The metagame determines retention and monetization, as it sets the pacing of the game. The metagame is really about a progress – and is some form of “the more you grind (or pay) the further you will get.

game theory.jpg

According to this definition, for Sager, the base would be correctly answering questions in order to get and collect badges and move on to the next levels. And players also get achievements trough progress in the game. And as a real feedback players get stats of their successes in the game.

coregame.jpg

I’m using a variety of game mechanics in order to keep player interest alive.
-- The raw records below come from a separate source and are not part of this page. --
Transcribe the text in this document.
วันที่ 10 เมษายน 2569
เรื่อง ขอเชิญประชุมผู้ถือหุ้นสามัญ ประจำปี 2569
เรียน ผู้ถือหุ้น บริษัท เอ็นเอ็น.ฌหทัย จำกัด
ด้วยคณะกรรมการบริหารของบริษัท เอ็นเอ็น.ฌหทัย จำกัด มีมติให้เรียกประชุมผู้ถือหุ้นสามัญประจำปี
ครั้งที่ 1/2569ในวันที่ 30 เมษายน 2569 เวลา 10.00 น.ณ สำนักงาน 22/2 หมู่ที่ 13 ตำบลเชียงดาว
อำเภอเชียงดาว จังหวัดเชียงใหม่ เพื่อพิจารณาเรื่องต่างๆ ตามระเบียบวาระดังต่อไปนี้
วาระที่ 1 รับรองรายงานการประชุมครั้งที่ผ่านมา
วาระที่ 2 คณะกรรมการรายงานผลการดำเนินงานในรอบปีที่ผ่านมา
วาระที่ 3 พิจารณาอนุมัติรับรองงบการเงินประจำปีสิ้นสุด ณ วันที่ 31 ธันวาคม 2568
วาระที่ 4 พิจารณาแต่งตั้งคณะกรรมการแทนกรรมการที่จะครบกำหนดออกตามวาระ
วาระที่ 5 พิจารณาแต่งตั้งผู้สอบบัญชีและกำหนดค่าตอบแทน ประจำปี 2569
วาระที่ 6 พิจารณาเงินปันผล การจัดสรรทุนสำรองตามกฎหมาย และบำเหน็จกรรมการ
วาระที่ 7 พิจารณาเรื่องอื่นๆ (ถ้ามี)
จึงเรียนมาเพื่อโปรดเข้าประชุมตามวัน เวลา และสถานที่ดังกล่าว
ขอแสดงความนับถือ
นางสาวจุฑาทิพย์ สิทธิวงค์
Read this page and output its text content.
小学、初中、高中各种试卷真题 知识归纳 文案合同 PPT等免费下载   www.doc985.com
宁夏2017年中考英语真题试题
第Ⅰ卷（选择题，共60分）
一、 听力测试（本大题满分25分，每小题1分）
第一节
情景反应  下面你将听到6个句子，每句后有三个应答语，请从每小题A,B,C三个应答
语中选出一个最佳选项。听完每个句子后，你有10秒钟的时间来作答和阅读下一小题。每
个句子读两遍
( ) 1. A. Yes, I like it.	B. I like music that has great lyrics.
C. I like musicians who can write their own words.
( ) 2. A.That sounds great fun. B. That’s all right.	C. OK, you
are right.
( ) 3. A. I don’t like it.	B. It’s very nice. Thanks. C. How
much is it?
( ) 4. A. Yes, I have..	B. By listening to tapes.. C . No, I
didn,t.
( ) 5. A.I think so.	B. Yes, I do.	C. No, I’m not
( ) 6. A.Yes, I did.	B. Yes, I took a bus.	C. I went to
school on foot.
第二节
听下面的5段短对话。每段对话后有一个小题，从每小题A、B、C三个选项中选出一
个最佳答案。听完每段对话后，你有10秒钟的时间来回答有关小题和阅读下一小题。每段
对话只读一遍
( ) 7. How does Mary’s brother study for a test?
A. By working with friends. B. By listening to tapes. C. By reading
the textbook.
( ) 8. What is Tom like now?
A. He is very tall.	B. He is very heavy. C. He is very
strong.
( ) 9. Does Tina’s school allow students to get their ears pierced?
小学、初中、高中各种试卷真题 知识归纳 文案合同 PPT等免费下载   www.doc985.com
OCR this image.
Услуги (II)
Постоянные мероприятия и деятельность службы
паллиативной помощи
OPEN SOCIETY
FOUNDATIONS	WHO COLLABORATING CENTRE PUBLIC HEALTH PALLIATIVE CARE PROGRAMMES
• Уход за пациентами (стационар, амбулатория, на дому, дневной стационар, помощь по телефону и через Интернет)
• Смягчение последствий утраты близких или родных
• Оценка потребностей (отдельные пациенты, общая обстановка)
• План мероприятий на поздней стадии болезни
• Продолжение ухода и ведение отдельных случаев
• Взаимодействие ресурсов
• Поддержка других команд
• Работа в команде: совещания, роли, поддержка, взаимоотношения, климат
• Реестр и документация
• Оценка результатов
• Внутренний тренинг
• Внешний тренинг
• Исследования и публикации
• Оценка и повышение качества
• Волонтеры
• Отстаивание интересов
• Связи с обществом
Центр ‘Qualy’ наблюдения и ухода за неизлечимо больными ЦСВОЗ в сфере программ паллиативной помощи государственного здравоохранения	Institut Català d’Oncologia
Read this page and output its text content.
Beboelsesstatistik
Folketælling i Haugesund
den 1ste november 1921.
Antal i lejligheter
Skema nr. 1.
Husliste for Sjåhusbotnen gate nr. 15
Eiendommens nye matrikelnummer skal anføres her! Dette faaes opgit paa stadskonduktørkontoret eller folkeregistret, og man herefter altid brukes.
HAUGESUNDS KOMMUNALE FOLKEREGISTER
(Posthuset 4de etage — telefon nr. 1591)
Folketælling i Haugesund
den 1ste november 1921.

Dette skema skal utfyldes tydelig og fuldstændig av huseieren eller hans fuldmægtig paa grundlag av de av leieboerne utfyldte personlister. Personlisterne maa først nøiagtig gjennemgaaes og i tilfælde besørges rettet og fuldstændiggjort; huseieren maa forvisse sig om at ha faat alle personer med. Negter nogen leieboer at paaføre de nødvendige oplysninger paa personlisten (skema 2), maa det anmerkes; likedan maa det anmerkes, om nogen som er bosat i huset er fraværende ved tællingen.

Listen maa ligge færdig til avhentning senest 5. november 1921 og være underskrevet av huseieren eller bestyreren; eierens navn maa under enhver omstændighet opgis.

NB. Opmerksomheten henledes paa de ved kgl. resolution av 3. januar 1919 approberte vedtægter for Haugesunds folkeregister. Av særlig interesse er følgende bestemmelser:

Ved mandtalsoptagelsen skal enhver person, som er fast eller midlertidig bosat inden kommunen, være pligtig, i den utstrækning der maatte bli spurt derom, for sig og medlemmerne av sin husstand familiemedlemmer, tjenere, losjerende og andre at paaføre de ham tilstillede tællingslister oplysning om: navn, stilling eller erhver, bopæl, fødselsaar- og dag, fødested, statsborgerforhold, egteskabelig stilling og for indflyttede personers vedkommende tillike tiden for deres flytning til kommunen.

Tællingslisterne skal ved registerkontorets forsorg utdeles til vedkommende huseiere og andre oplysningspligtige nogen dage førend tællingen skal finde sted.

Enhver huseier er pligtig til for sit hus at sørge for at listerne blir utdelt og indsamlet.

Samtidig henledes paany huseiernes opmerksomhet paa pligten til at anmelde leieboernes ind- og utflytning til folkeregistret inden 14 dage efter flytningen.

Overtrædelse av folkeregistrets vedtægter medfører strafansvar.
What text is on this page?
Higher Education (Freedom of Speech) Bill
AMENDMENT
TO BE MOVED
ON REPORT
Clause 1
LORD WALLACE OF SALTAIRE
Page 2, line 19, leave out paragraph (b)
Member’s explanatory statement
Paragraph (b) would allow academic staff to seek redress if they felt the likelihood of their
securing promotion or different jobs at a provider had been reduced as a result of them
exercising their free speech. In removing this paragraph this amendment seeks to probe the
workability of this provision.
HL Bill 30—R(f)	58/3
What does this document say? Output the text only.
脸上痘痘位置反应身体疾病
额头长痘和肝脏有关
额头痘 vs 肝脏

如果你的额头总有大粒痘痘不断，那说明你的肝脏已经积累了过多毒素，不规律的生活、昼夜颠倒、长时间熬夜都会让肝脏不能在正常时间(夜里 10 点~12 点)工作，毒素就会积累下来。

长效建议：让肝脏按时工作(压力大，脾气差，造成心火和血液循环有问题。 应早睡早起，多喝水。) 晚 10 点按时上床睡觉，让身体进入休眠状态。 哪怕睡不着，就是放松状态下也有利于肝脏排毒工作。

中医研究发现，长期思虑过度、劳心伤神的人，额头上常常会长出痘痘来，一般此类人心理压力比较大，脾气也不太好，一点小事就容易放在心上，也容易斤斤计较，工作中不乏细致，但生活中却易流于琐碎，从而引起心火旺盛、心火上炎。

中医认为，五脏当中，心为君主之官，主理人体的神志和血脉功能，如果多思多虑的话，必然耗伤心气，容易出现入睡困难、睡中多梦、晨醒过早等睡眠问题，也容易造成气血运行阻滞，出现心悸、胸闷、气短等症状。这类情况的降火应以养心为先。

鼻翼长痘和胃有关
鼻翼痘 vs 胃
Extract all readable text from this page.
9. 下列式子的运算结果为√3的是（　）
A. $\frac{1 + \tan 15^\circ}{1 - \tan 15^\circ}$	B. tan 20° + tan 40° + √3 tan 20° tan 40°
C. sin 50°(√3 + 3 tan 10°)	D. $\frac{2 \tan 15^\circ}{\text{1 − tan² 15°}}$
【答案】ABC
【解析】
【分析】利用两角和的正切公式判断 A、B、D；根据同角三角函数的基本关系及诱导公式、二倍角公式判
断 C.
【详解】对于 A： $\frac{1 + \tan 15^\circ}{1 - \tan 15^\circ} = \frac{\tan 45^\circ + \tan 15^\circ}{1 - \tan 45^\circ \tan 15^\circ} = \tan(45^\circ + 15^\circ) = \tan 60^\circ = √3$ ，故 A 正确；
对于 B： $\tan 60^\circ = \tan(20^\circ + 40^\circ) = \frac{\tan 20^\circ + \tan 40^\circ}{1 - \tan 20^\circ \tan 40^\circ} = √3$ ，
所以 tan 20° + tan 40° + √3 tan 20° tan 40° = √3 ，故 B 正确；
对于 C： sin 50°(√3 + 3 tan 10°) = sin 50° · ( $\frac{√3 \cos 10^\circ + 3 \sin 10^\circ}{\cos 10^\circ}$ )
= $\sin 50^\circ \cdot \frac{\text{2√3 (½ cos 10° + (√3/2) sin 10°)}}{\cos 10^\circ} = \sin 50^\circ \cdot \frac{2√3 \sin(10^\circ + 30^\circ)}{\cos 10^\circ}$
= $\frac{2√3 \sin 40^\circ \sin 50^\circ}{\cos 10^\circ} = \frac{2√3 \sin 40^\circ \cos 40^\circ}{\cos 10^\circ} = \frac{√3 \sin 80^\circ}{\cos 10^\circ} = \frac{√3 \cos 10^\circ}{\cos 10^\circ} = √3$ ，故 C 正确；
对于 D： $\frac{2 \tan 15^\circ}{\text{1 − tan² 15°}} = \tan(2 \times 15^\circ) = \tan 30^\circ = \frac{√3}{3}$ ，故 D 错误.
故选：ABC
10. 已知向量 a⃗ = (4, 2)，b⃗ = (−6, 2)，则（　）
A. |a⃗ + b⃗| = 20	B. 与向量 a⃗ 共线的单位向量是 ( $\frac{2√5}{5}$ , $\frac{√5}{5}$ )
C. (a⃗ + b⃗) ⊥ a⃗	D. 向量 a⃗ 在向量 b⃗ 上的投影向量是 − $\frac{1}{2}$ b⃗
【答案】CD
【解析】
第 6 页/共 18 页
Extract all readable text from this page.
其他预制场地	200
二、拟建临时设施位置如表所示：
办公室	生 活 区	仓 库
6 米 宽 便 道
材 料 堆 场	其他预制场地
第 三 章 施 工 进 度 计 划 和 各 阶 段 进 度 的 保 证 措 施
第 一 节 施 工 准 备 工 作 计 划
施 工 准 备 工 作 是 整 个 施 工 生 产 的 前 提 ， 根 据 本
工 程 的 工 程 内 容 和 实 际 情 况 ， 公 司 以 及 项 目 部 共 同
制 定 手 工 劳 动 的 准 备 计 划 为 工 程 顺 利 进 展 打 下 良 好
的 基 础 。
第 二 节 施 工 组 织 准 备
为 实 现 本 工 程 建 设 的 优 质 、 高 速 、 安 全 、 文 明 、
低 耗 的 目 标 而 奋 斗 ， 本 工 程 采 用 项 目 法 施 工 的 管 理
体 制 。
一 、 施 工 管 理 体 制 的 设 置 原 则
  1. Competitive component. This is primarily the leaderboard where a player could compare themselves with other players. Moreover, leaderboard could give an extra information about heights levels achievements, badges and etc. that player could get.
  2.  Collection. For correct answers to questions, a player receives virtual rewards – badges. Players collect this badges in order to progress to the next level. And also badges designed as an additional social mechanics and motivation engine for the player.
  3. Game progress. Level up it’s a very important part of a game which gives players can easily see their current progress and what they need to do to progress. The main strategy for the game is to collect badges in order to move to new levels of the game.
  4. Narrative. A story is built into a game could be a greater sense of purpose. Initially, the game was meant to a game without any plot. But later I decided that using the plot would not only be relevant but also help me with the FTUE and help to motivate the player.
  5. Goals help to direct the players, tell him what to do at the moment and give a reward which is not specific to the game mechanic. They are available from the beginning of the game and provide a meaningful challenge to the player as they progress in the game.
  6. Achievements. Whereas badges are awarded to learners for completing specific goals, achievements are earned by interacting with the system.